Just to summarize and recap very quickly as I've just described. Chronic pain is – or back pain in particular is very prevalent. The patients use a lot of different strategies to manage their chronic pain, including some such as rest that may not be recommended. We know that exercise is a key component in the management of people with chronic back pain. And also for people with other chronic conditions. It is really I think important again for our Veteran population who have multiple conditions. That this could be a very useful type of strategy for all of their condition. Not to mention that another VA study found that a little regular exercise extends men’s lives. Perhaps another benefit as well.
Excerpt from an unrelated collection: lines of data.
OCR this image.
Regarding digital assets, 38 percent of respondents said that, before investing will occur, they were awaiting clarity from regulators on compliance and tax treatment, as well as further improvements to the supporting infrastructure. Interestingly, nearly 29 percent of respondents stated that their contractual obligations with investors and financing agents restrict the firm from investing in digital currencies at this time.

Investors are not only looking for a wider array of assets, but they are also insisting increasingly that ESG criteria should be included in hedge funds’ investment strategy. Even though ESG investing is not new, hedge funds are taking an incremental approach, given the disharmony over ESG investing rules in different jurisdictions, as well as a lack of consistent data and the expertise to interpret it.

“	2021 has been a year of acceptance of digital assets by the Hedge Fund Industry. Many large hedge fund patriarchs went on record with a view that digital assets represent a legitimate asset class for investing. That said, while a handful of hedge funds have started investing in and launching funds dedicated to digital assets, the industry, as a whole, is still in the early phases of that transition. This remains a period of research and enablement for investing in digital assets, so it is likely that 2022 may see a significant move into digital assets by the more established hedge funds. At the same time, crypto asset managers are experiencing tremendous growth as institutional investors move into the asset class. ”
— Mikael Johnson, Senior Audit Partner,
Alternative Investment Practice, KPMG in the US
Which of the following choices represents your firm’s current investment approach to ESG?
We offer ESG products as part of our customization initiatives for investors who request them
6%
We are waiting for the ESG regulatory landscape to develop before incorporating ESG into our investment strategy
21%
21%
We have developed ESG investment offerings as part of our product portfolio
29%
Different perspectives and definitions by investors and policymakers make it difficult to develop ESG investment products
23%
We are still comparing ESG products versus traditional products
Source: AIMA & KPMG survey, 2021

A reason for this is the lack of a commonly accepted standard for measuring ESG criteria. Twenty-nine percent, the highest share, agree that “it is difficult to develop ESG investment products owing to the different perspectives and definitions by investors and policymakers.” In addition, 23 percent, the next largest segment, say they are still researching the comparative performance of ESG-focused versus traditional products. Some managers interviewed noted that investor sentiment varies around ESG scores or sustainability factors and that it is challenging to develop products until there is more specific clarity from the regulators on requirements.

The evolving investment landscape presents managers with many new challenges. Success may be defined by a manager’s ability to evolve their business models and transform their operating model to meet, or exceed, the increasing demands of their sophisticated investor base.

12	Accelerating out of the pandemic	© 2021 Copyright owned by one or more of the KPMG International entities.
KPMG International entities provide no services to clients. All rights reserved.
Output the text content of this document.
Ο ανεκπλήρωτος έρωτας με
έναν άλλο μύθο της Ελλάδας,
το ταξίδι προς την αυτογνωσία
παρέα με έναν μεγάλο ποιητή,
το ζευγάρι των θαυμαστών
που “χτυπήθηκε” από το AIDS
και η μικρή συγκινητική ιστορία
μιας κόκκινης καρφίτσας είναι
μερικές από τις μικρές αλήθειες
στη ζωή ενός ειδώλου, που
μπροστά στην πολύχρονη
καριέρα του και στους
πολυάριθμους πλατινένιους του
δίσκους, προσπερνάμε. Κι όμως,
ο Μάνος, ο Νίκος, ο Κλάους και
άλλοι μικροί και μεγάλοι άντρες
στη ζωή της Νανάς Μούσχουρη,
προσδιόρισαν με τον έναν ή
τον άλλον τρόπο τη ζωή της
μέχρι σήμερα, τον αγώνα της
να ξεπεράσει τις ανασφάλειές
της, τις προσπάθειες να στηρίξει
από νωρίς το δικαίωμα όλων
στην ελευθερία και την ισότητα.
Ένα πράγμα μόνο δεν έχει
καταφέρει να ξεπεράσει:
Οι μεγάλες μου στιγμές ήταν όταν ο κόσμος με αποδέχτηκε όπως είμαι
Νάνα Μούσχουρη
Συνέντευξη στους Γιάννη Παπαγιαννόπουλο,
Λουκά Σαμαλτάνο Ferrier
But of course, the most effective exercise regimen and perhaps even more importantly, how to effectively and efficiently assist people with using exercise therapy is still to be determined. My colleagues and I thought long and hard about what we thought we could do to help remedy this situation. We thought specifically about what people can do. What people will do and what we can help them do. I suppose that the strategy depicted in this slide, which is behind the remote strategy might have been one solution. But, we kind of decided that was not very feasible. We did not want to go into people’s homes on a regular basis.

So, from there we moved on to Veterans walk to beat back pain. So, Veterans walk to beat back pain. This slide is now showing you the conceptual framework for this study. It has a couple of different components. On the left-hand side of this slide, you can see the intervention components. I am going to go through these individually again just to give you a bit more information about what we were asking people to do. How we tried to assist them in engaging in exercise. In this case, our exercise of choice was walking.

Walking is great there in the middle of the slide as well. Then on the right-hand side, you can see our primary outcome in this particular study was to try to improve pain-related function, or decreased disability. So, the intervention components included an enhanced pedometer, a website, and an E-community. It tried to promote walking to improve function.

The other thing on the slide I just want to mention is we have this direct pathway that we felt might lead to improvement. But we also had a couple of things that we tried to target specifically as perhaps mediating or moderating factors that we know also are important in trying to improve or to get people to exercise and to walk. Also, perhaps reduce their functional disability.

A couple of things that we tried to focus on during the course of this study. Some of the materials that we provided also were to improve self-efficacy so people’s confidence and their ability to engage in this particular walking program. We focused a little bit on pain-related fears since that is also something that comes up frequently for patients who have chronic pain conditions. The fear that they are going to injure themselves worse. Then that we also tried to focus a bit on knowledge and knowledge gaps. You can also see in the right-hand side in addition to pain-related disabilities, our primary outcome. We also had some secondary outcomes that we wanted to look at, including quality of life. Pain, so actually pain, it tends to be; and then depression.